Jakość szkolenia byłaby wyższa, gdyby trenerzy mogli skupić się na swojej pracy, a nie musieli biegać z miejsca na miejsce. Uważam, że to jedna z głównych przyczyn obecnego stanu młodzieżowej piłki w naszym kraju. Jeżdżąc po powiatach, jestem zaskoczony bardzo niską sprawnością fizyczną dzieci. Myślałem, że o zdolną młodzież będzie łatwiej. Jest inaczej – takich osób jest bardzo mało. Myślę, że gdyby trenerzy mogli poświęcić cały swój czas na pracę z młodzieżą, jakość treningów i ich przygotowanie stałoby na zdecydowanie wyższym poziomie. Zawodnicy mieliby większe umiejętności.

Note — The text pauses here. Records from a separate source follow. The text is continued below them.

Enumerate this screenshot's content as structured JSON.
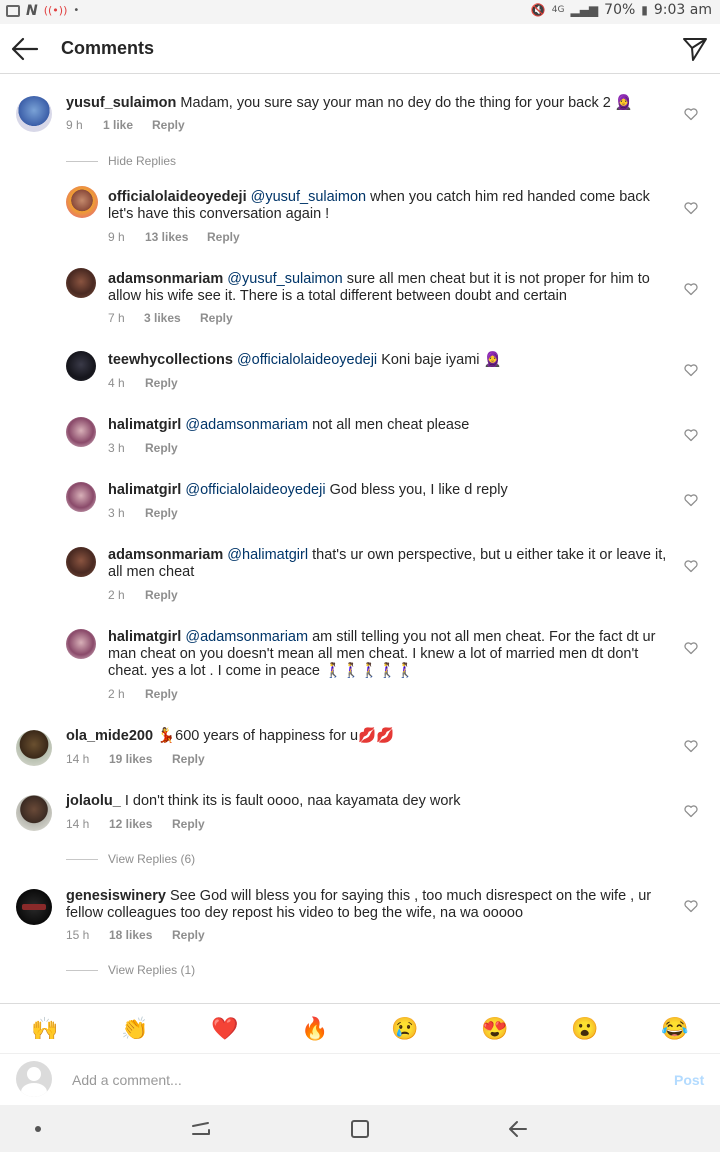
{
  "status_bar": {
    "battery": "70%",
    "time": "9:03 am",
    "network": "4G"
  },
  "header": {
    "title": "Comments",
    "back_icon": "arrow-left-icon",
    "send_icon": "paper-plane-icon"
  },
  "comments": [
    {
      "user": "yusuf_sulaimon",
      "text": "Madam, you sure say your man no dey do the thing for your back 2 🧕",
      "time": "9 h",
      "likes": "1 like",
      "reply": "Reply"
    },
    {
      "user": "officialolaideoyedeji",
      "mention": "@yusuf_sulaimon",
      "text": "when you catch him red handed come back let's have this conversation again !",
      "time": "9 h",
      "likes": "13 likes",
      "reply": "Reply"
    },
    {
      "user": "adamsonmariam",
      "mention": "@yusuf_sulaimon",
      "text": "sure all men cheat but it is not proper for him to allow his wife see it. There is a total different between doubt and certain",
      "time": "7 h",
      "likes": "3 likes",
      "reply": "Reply"
    },
    {
      "user": "teewhycollections",
      "mention": "@officialolaideoyedeji",
      "text": "Koni baje iyami 🧕",
      "time": "4 h",
      "likes": "",
      "reply": "Reply"
    },
    {
      "user": "halimatgirl",
      "mention": "@adamsonmariam",
      "text": "not all men cheat please",
      "time": "3 h",
      "likes": "",
      "reply": "Reply"
    },
    {
      "user": "halimatgirl",
      "mention": "@officialolaideoyedeji",
      "text": "God bless you, I like d reply",
      "time": "3 h",
      "likes": "",
      "reply": "Reply"
    },
    {
      "user": "adamsonmariam",
      "mention": "@halimatgirl",
      "text": "that's ur own perspective, but u either take it or leave it, all men cheat",
      "time": "2 h",
      "likes": "",
      "reply": "Reply"
    },
    {
      "user": "halimatgirl",
      "mention": "@adamsonmariam",
      "text": "am still telling you not all men cheat. For the fact dt ur man cheat on you doesn't mean all men cheat. I knew a lot of married men dt don't cheat. yes a lot . I come in peace 🚶‍♀️🚶‍♀️🚶‍♀️🚶‍♀️🚶‍♀️",
      "time": "2 h",
      "likes": "",
      "reply": "Reply"
    },
    {
      "user": "ola_mide200",
      "text": "💃600 years of happiness for u💋💋",
      "time": "14 h",
      "likes": "19 likes",
      "reply": "Reply"
    },
    {
      "user": "jolaolu_",
      "text": "I don't think its is fault oooo, naa kayamata dey work",
      "time": "14 h",
      "likes": "12 likes",
      "reply": "Reply"
    },
    {
      "user": "genesiswinery",
      "text": "See God will bless you for saying this , too much disrespect on the wife , ur fellow colleagues too dey repost his video to beg the wife, na wa ooooo",
      "time": "15 h",
      "likes": "18 likes",
      "reply": "Reply"
    }
  ],
  "replies_toggles": {
    "hide": "Hide Replies",
    "view_6": "View Replies (6)",
    "view_1": "View Replies (1)"
  },
  "reactions": [
    "🙌",
    "👏",
    "❤️",
    "🔥",
    "😢",
    "😍",
    "😮",
    "😂"
  ],
  "composer": {
    "placeholder": "Add a comment...",
    "post_label": "Post"
  }
}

Jesteśmy takim samym krajem jak Niemcy czy Czesi. Liczba talentów jest zbliżona. Problem bardzo często tkwi w infrastrukturze. Przychodzi zima, nie mamy obiektów ze sztuczną nawierzchnią i boisk pod balonami. Trenuje się w małych salkach. Zawsze podaję przykład – nie da się wychować dobrego tenisisty ziemnego, jeżeli będzie ćwiczył pół roku na stole do tenisa stołowego.

Albo w szopie!

Dokładnie. (śmiech)

Treningi klubowe treningami klubowymi, ale założeniem Mobilnej AMO jest również to, że dzięki szkoleniom WF-y mają być bardziej zorganizowane.

Jestem po napisaniu pierwszego raportu podsumowującego miesiąc funkcjonowania Mobilnej AMO i jeden z pierwszych wniosków jest taki, że jest bardzo małe zainteresowanie nauczycieli wychowania fizycznego.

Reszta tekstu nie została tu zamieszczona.